Мучительные сомнения подобного рода постоянно подтачивали хрупкий организм капеллана. Реально ли существовала только одна истинная вера и загробная жизнь? Сколько — действительно сколько — ангелов могло уместиться на острие иглы и чем занимался господь в бесконечно длившуюся эру до первого дня творения? Для чего потребовалась Каинова печать, если вокруг не было людей, которых следовало предостеречь? Рождались ли дочери у Адама и Евы? Эти величайшие, неразрешимые тайны изводили теперь капеллана день за днем. И, однако, даже они бессильно меркли перед самым страшным вопросом — о доброте и хороших манерах. Он корчился, словно посаженный на кол сомнения преступник, не в силах разрешить или отвергнуть — как неразрешимые — коренные проблемы жизни. Он постоянно раздваивался, ибо не мог преодолеть отчаяния и расстаться с надеждой.
— Скажите, у вас когда-нибудь возникало ощущение, что события, в которых вы, как вам известно, участвуете первый раз, уже случались? — Этот вопрос капеллан задал Йоссариану, когда тот пришел к нему в палатку с просьбой освободить его от полетов, а он предложил ему бутылочку тепловатой кока-колы, ибо никакого иного утешения предложить не мог. Держа бутылочку в обеих руках, Йоссариан рассеянно кивнул, и у капеллана радостно участилось дыхание, потому что его обуяла надежда сорвать непроглядные покровы с вечных тайн бытия, воздействуя на них двойным волевым усилием. — А сейчас у вас нет такого ощущения? — спросил он.
Йоссариан отрицательно покачал головой и объяснил капеллану, что déjà vu возникает у человека из-за краткого запаздывания в работе одного из двух нервных центров, которые должны реагировать на раздражитель одновременно. Капеллан пропустил его слова мимо ушей. Он огорчился, но не очень-то поверил Йоссариану, считая, что ему дан великий знак — тайное и таинственное знамение, про которое он пока не решался упомянуть вслух. Знамение это говорило о его боговдохновенных прозрениях или болезненных галлюцинациях: он был либо блаженным, либо безумным. Оба предположения нагоняли на него боязливую тревогу. Déjà vu, presque vu и jamais vu тут явно приходилось отбросить. Возможно, он столкнулся с неизвестным для него vu, вызвавшим те удивительные события, в которых он принимал участие как деятель и свидетель. Но возможно, событий, про которые он думал, что они приключились, вовсе и не было, а он просто стал жертвой аберрации памяти, и сейчас ему только казалось, что некогда он думал о чем-то как об увиденном, поскольку его преследовала двойная иллюзия: ему сегодня чудилось, что когда-то ему почудилось, что он увидел голого человека, сидящего на дереве неподалеку от кладбища.

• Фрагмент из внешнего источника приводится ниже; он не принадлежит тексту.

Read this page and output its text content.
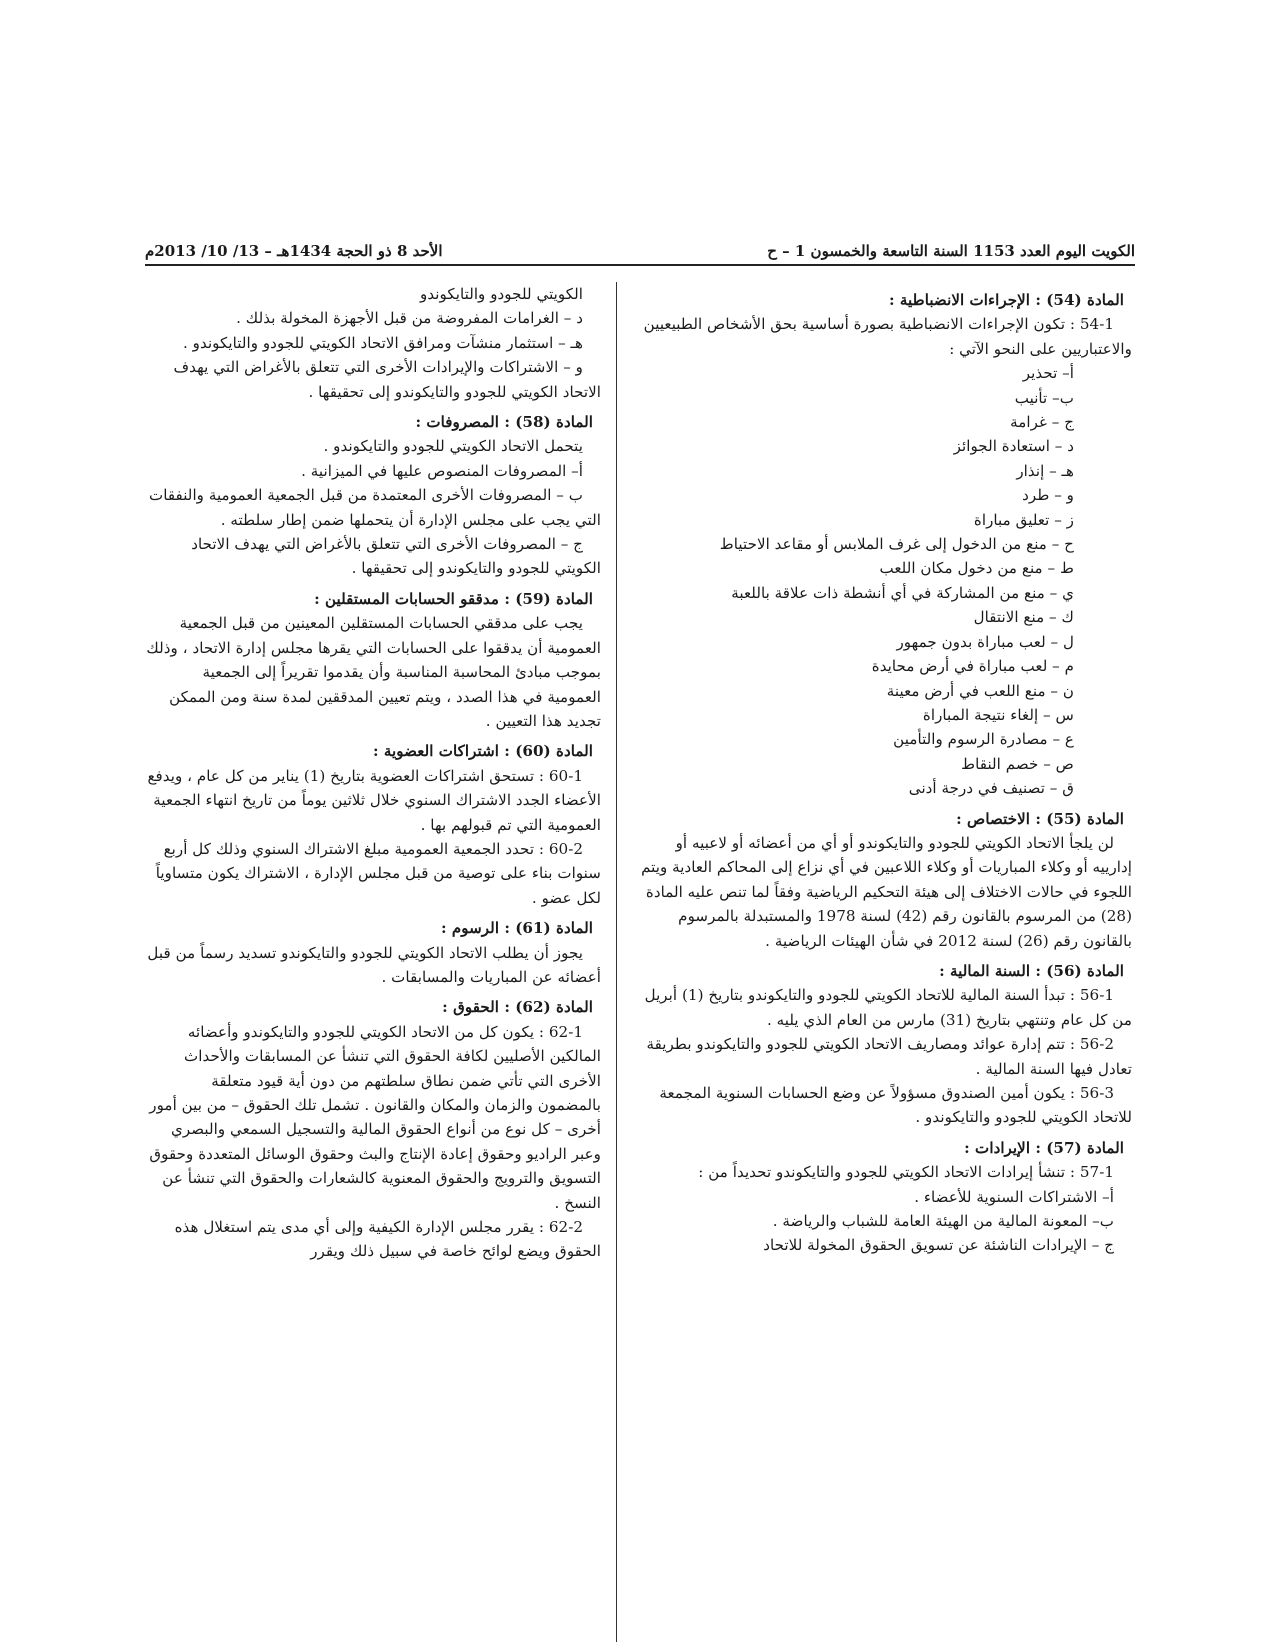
الكويت اليوم العدد 1153 السنة التاسعة والخمسون 1 – ح
الأحد 8 ذو الحجة 1434هـ – 13/ 10/ 2013م

المادة (54) : الإجراءات الانضباطية :

54-1 : تكون الإجراءات الانضباطية بصورة أساسية بحق الأشخاص الطبيعيين والاعتباريين على النحو الآتي :

أ– تحذير

ب– تأنيب

ج – غرامة

د – استعادة الجوائز

هـ – إنذار

و – طرد

ز – تعليق مباراة

ح – منع من الدخول إلى غرف الملابس أو مقاعد الاحتياط

ط – منع من دخول مكان اللعب

ي – منع من المشاركة في أي أنشطة ذات علاقة باللعبة

ك – منع الانتقال

ل – لعب مباراة بدون جمهور

م – لعب مباراة في أرض محايدة

ن – منع اللعب في أرض معينة

س – إلغاء نتيجة المباراة

ع – مصادرة الرسوم والتأمين

ص – خصم النقاط

ق – تصنيف في درجة أدنى

المادة (55) : الاختصاص :

لن يلجأ الاتحاد الكويتي للجودو والتايكوندو أو أي من أعضائه أو لاعبيه أو إدارييه أو وكلاء المباريات أو وكلاء اللاعبين في أي نزاع إلى المحاكم العادية ويتم اللجوء في حالات الاختلاف إلى هيئة التحكيم الرياضية وفقاً لما تنص عليه المادة (28) من المرسوم بالقانون رقم (42) لسنة 1978 والمستبدلة بالمرسوم بالقانون رقم (26) لسنة 2012 في شأن الهيئات الرياضية .

المادة (56) : السنة المالية :

56-1 : تبدأ السنة المالية للاتحاد الكويتي للجودو والتايكوندو بتاريخ (1) أبريل من كل عام وتنتهي بتاريخ (31) مارس من العام الذي يليه .

56-2 : تتم إدارة عوائد ومصاريف الاتحاد الكويتي للجودو والتايكوندو بطريقة تعادل فيها السنة المالية .

56-3 : يكون أمين الصندوق مسؤولاً عن وضع الحسابات السنوية المجمعة للاتحاد الكويتي للجودو والتايكوندو .

المادة (57) : الإيرادات :

57-1 : تنشأ إيرادات الاتحاد الكويتي للجودو والتايكوندو تحديداً من :

أ– الاشتراكات السنوية للأعضاء .

ب– المعونة المالية من الهيئة العامة للشباب والرياضة .

ج – الإيرادات الناشئة عن تسويق الحقوق المخولة للاتحاد

الكويتي للجودو والتايكوندو

د – الغرامات المفروضة من قبل الأجهزة المخولة بذلك .

هـ – استثمار منشآت ومرافق الاتحاد الكويتي للجودو والتايكوندو .

و – الاشتراكات والإيرادات الأخرى التي تتعلق بالأغراض التي يهدف الاتحاد الكويتي للجودو والتايكوندو إلى تحقيقها .

المادة (58) : المصروفات :

يتحمل الاتحاد الكويتي للجودو والتايكوندو .

أ– المصروفات المنصوص عليها في الميزانية .

ب – المصروفات الأخرى المعتمدة من قبل الجمعية العمومية والنفقات التي يجب على مجلس الإدارة أن يتحملها ضمن إطار سلطته .

ج – المصروفات الأخرى التي تتعلق بالأغراض التي يهدف الاتحاد الكويتي للجودو والتايكوندو إلى تحقيقها .

المادة (59) : مدققو الحسابات المستقلين :

يجب على مدققي الحسابات المستقلين المعينين من قبل الجمعية العمومية أن يدققوا على الحسابات التي يقرها مجلس إدارة الاتحاد ، وذلك بموجب مبادئ المحاسبة المناسبة وأن يقدموا تقريراً إلى الجمعية العمومية في هذا الصدد ، ويتم تعيين المدققين لمدة سنة ومن الممكن تجديد هذا التعيين .

المادة (60) : اشتراكات العضوية :

60-1 : تستحق اشتراكات العضوية بتاريخ (1) يناير من كل عام ، ويدفع الأعضاء الجدد الاشتراك السنوي خلال ثلاثين يوماً من تاريخ انتهاء الجمعية العمومية التي تم قبولهم بها .

60-2 : تحدد الجمعية العمومية مبلغ الاشتراك السنوي وذلك كل أربع سنوات بناء على توصية من قبل مجلس الإدارة ، الاشتراك يكون متساوياً لكل عضو .

المادة (61) : الرسوم :

يجوز أن يطلب الاتحاد الكويتي للجودو والتايكوندو تسديد رسماً من قبل أعضائه عن المباريات والمسابقات .

المادة (62) : الحقوق :

62-1 : يكون كل من الاتحاد الكويتي للجودو والتايكوندو وأعضائه المالكين الأصليين لكافة الحقوق التي تنشأ عن المسابقات والأحداث الأخرى التي تأتي ضمن نطاق سلطتهم من دون أية قيود متعلقة بالمضمون والزمان والمكان والقانون . تشمل تلك الحقوق – من بين أمور أخرى – كل نوع من أنواع الحقوق المالية والتسجيل السمعي والبصري وعبر الراديو وحقوق إعادة الإنتاج والبث وحقوق الوسائل المتعددة وحقوق التسويق والترويج والحقوق المعنوية كالشعارات والحقوق التي تنشأ عن النسخ .

62-2 : يقرر مجلس الإدارة الكيفية وإلى أي مدى يتم استغلال هذه الحقوق ويضع لوائح خاصة في سبيل ذلك ويقرر
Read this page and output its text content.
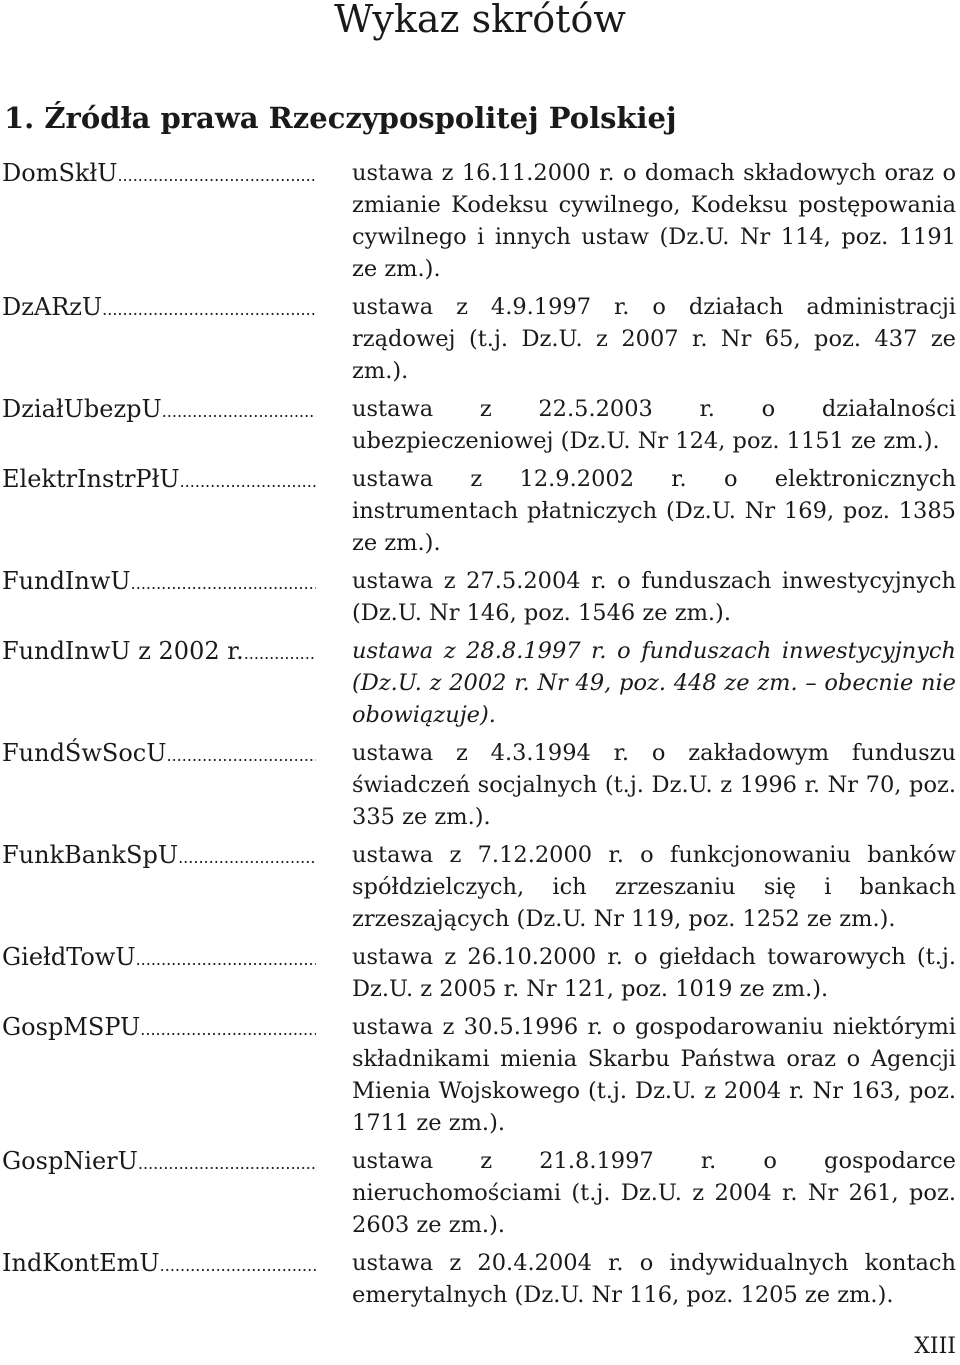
Wykaz skrótów
1. Źródła prawa Rzeczypospolitej Polskiej
DomSkłU .....	ustawa z 16.11.2000 r. o domach składowych oraz o zmianie Kodeksu cywilnego, Kodeksu postępowania cywilnego i innych ustaw (Dz.U. Nr 114, poz. 1191 ze zm.).
DzARzU .....	ustawa z 4.9.1997 r. o działach administracji rządowej (t.j. Dz.U. z 2007 r. Nr 65, poz. 437 ze zm.).
DziałUbezpU .....	ustawa z 22.5.2003 r. o działalności ubezpieczeniowej (Dz.U. Nr 124, poz. 1151 ze zm.).
ElektrInstrPłU .....	ustawa z 12.9.2002 r. o elektronicznych instrumentach płatniczych (Dz.U. Nr 169, poz. 1385 ze zm.).
FundInwU .....	ustawa z 27.5.2004 r. o funduszach inwestycyjnych (Dz.U. Nr 146, poz. 1546 ze zm.).
FundInwU z 2002 r. .....	ustawa z 28.8.1997 r. o funduszach inwestycyjnych (Dz.U. z 2002 r. Nr 49, poz. 448 ze zm. – obecnie nie obowiązuje).
FundŚwSocU .....	ustawa z 4.3.1994 r. o zakładowym funduszu świadczeń socjalnych (t.j. Dz.U. z 1996 r. Nr 70, poz. 335 ze zm.).
FunkBankSpU .....	ustawa z 7.12.2000 r. o funkcjonowaniu banków spółdzielczych, ich zrzeszaniu się i bankach zrzeszających (Dz.U. Nr 119, poz. 1252 ze zm.).
GiełdTowU .....	ustawa z 26.10.2000 r. o giełdach towarowych (t.j. Dz.U. z 2005 r. Nr 121, poz. 1019 ze zm.).
GospMSPU .....	ustawa z 30.5.1996 r. o gospodarowaniu niektórymi składnikami mienia Skarbu Państwa oraz o Agencji Mienia Wojskowego (t.j. Dz.U. z 2004 r. Nr 163, poz. 1711 ze zm.).
GospNierU .....	ustawa z 21.8.1997 r. o gospodarce nieruchomościami (t.j. Dz.U. z 2004 r. Nr 261, poz. 2603 ze zm.).
IndKontEmU .....	ustawa z 20.4.2004 r. o indywidualnych kontach emerytalnych (Dz.U. Nr 116, poz. 1205 ze zm.).
XIII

Капеллан понимал, что он плохо приспособлен для своей воинской должности, и часто размышлял, не лучше ли ему служилось бы, если б он стал рядовым пехотинцем, или артиллеристом, или даже десантником. У него не было настоящих друзей. До встречи с Йоссарианом он ни с кем из однополчан не чувствовал себя легко, да и с Йоссарианом ему было не слишком легко, потому что бешеные йоссарианские выходки, особенно со старшими по званию, все время держали капеллана в напряжении, доставляя ему остренькое, но весьма тревожное удовольствие. И тем не менее он считал, что ему ничто не угрожает, когда сидел в офицерском клубе с Йоссарианом и Дэнбаром или хотя бы с Нетли и Маквотом. Когда он сидел с ними, его не терзал мучительный вопрос, где бы ему сесть, а это многого стоило, потому что он был избавлен от компании любых других офицеров, которые приветствовали его, если он к ним подсаживался, с подчеркнутым радушием и потом ждали его ухода с плохо скрытым нетерпением. Многие, очень многие ощущали при нем скованность и неловкость. Почти все вроде бы относились к нему хорошо, и никто не проявлял истинной сердечности; каждый был готов с ним поговорить, и ни от кого не слышал он теплого человеческого слова. Другое дело Йоссариан и Дэнбар: они-то явно вели себя при нем вполне свободно, а ему было с ними почти легко. По крайней мере однажды они действенно доказали, что он состоит под их защитой, — это случилось, когда полковник Кошкарт опять вознамерился выгнать его из офицерского клуба и Йоссариан свирепо вскочил, чтобы вмешаться, а Нетли прошипел ему театральным шепотом «Йоссариан!», чтобы его остановить. При звуках йоссариановской фамилии полковник Кошкарт побелел ко всеобщему изумлению как мел и в ужасе попятился назад, пока не наткнулся на генерала Дридла, который брезгливо оттолкнул его локтем и приказал, чтобы тот обязал капеллана каждый вечер являться в клуб.